18. The value of advertising is that it tells you the exact opposite of what the advertiser actually thinks. For example: -If Coke and Pepsi spend billions of dollars to convince you that there are significant differences between these two products, both companies realize that Pepsi and Coke are virtually identical; -If the advertisement strongly suggests that Nike shoes enable athletes to perform amazing feats, Nike wants you to disregard the fact that shoe brand is unrelated to athletic ability; -If Budweiser runs an elaborate advertising campaign stressing the critical importance of a beer's 'born-on' date, Budweiser knows this factor has virtually nothing to do with how good a beer tastes.
And so on. On those rare occasions when advertising dares to poke fun at the product - as in the classic Volkswagen Beetle campaign - it's because the advertiser actually thinks the product is pretty good. If a politician ever ran for president under a slogan such as 'Harlan Frubert: Basically, He Wants Attention', I would quit my job to work for his campaign.
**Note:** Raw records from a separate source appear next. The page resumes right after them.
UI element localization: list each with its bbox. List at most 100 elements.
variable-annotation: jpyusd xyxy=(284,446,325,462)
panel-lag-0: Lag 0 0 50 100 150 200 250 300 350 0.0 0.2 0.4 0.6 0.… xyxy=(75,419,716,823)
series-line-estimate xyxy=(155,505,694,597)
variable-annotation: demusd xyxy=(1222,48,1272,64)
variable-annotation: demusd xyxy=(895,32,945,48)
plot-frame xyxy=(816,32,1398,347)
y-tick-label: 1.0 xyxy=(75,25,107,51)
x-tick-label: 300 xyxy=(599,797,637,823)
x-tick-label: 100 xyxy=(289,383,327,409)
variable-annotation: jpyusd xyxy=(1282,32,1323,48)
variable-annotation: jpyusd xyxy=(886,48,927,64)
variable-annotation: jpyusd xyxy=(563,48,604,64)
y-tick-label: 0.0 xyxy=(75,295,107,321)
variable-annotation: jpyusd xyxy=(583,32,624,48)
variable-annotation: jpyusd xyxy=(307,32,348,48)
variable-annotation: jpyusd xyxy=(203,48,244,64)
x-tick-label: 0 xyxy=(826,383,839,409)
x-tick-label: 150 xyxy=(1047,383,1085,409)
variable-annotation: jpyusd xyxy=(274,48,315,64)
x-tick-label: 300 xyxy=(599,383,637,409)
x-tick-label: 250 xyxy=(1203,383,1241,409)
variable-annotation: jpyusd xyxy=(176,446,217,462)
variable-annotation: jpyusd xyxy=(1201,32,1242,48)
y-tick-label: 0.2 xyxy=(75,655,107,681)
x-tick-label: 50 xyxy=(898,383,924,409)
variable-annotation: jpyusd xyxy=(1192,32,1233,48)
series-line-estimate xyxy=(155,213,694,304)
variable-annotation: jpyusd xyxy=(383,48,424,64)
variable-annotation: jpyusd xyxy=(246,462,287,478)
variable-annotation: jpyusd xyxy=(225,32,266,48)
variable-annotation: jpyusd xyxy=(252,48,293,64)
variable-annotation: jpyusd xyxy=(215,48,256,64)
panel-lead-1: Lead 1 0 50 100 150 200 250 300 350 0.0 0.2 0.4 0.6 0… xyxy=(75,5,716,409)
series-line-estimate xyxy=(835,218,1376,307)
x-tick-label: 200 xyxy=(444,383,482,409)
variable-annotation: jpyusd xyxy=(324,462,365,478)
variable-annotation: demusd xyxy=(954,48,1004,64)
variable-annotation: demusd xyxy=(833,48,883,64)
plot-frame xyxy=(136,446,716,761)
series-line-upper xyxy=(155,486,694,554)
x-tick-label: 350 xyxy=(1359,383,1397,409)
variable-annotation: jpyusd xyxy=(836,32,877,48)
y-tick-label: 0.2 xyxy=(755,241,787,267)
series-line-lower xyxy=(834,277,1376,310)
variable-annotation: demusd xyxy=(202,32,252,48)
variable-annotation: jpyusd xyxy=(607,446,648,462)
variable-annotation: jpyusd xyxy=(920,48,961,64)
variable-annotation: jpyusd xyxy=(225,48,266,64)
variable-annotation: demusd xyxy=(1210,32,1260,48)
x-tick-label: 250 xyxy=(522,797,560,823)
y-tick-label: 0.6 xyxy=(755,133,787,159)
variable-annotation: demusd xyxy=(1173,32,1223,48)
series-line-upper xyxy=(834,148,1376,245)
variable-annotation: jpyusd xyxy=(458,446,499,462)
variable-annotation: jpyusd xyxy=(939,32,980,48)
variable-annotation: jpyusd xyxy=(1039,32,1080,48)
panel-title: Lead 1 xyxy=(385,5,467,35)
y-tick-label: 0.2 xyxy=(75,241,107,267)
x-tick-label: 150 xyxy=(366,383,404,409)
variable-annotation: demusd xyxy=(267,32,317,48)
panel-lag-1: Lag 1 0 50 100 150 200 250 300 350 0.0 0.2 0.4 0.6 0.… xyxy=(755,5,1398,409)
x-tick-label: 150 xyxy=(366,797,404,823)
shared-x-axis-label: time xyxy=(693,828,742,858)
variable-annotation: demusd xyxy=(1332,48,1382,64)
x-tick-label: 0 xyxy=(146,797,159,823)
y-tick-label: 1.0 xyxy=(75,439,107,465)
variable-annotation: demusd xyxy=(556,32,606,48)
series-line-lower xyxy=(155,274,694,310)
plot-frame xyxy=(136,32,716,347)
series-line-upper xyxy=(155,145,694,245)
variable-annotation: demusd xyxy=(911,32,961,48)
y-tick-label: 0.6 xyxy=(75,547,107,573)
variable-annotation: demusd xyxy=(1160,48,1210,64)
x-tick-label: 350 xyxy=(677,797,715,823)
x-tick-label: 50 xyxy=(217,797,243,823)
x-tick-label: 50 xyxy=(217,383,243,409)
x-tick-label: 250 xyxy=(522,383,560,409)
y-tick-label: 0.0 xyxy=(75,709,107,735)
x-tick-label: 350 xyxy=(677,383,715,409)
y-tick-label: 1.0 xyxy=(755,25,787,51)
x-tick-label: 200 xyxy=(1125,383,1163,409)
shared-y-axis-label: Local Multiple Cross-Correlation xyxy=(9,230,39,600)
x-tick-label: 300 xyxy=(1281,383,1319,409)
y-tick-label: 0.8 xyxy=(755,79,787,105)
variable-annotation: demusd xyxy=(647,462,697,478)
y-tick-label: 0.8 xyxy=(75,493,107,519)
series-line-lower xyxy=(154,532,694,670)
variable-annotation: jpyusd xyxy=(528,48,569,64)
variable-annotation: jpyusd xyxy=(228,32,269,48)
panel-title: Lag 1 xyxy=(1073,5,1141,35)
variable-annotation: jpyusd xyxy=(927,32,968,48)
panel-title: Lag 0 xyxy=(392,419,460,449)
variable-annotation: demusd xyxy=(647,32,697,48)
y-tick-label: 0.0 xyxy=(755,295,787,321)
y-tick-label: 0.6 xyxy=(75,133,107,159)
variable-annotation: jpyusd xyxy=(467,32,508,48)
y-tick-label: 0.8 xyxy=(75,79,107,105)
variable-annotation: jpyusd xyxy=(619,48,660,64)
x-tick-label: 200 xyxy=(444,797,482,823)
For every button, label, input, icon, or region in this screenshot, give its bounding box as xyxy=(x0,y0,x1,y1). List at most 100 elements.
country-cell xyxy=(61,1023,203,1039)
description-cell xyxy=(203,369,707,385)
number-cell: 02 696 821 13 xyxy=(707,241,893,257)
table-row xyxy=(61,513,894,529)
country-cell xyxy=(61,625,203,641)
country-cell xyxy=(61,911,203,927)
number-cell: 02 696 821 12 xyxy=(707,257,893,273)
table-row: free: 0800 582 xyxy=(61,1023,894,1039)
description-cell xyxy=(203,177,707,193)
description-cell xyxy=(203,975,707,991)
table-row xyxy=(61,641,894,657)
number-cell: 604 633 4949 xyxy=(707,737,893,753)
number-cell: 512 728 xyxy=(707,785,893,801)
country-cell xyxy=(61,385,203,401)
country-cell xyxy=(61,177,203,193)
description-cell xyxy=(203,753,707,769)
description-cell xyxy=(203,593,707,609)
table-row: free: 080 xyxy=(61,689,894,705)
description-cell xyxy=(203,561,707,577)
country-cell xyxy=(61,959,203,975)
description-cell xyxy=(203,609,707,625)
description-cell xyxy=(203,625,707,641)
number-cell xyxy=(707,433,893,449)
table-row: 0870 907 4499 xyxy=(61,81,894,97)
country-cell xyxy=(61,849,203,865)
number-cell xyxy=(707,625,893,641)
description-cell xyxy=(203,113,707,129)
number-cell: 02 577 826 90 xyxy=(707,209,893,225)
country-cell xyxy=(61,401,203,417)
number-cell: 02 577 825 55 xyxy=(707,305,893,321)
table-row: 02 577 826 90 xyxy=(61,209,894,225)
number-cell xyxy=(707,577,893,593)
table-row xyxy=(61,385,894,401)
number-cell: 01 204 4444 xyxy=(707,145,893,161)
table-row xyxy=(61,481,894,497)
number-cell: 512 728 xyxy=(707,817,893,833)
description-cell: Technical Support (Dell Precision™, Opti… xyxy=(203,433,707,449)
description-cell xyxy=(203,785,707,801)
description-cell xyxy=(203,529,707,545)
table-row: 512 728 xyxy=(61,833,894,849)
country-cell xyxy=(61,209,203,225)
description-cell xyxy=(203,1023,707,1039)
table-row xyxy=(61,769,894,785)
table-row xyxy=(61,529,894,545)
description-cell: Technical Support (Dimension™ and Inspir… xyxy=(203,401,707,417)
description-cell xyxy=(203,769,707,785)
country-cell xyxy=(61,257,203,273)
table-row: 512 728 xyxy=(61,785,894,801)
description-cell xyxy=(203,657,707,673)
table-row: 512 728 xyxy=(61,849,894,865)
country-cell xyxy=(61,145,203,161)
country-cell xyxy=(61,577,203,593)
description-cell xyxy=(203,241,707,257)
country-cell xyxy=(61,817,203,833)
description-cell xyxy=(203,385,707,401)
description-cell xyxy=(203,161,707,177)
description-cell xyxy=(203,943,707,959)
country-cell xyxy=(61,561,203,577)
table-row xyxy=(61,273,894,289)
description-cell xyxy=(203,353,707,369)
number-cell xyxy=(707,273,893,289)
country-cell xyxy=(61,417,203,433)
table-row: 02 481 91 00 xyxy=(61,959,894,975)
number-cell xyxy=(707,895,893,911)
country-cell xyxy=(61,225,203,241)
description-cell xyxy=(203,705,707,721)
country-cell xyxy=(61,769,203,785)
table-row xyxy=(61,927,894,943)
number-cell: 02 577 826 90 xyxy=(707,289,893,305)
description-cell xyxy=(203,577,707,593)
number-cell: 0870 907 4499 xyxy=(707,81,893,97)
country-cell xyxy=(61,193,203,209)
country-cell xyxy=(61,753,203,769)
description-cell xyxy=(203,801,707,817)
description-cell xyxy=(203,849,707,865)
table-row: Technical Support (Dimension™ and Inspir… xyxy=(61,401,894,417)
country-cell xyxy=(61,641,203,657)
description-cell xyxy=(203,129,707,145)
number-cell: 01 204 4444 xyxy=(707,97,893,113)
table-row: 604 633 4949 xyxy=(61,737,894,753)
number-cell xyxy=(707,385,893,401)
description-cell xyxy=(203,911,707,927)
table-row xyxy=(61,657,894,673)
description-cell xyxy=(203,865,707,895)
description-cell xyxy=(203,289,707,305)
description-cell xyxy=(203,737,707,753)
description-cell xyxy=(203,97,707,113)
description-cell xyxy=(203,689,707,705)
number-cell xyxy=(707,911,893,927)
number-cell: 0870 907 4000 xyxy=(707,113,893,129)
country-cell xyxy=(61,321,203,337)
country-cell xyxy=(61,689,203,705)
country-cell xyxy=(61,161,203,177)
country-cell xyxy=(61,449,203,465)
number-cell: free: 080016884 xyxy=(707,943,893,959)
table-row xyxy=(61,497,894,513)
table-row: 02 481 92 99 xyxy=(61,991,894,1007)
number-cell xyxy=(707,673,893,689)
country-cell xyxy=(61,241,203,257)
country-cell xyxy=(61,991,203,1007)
19. If there really is a God who created the entire universe with all of its glories, and He decides to deliver a message to humanity, He will not use, as His messenger, a person on cable TV with a bad hairstyle.
20. You should not confuse your career with your life.
21. A person who is nice to you, but rude to the waiter, is not a nice person.
22. No matter what happens, somebody will find a way to take it too seriously.
23. When trouble arises and things look bad, there is always one individual who perceives a solution and is willing to take command. Very often, that individual is crazy.
24. Your friends love you anyway.
25. Nobody cares if you can't dance well. Just get up and dance.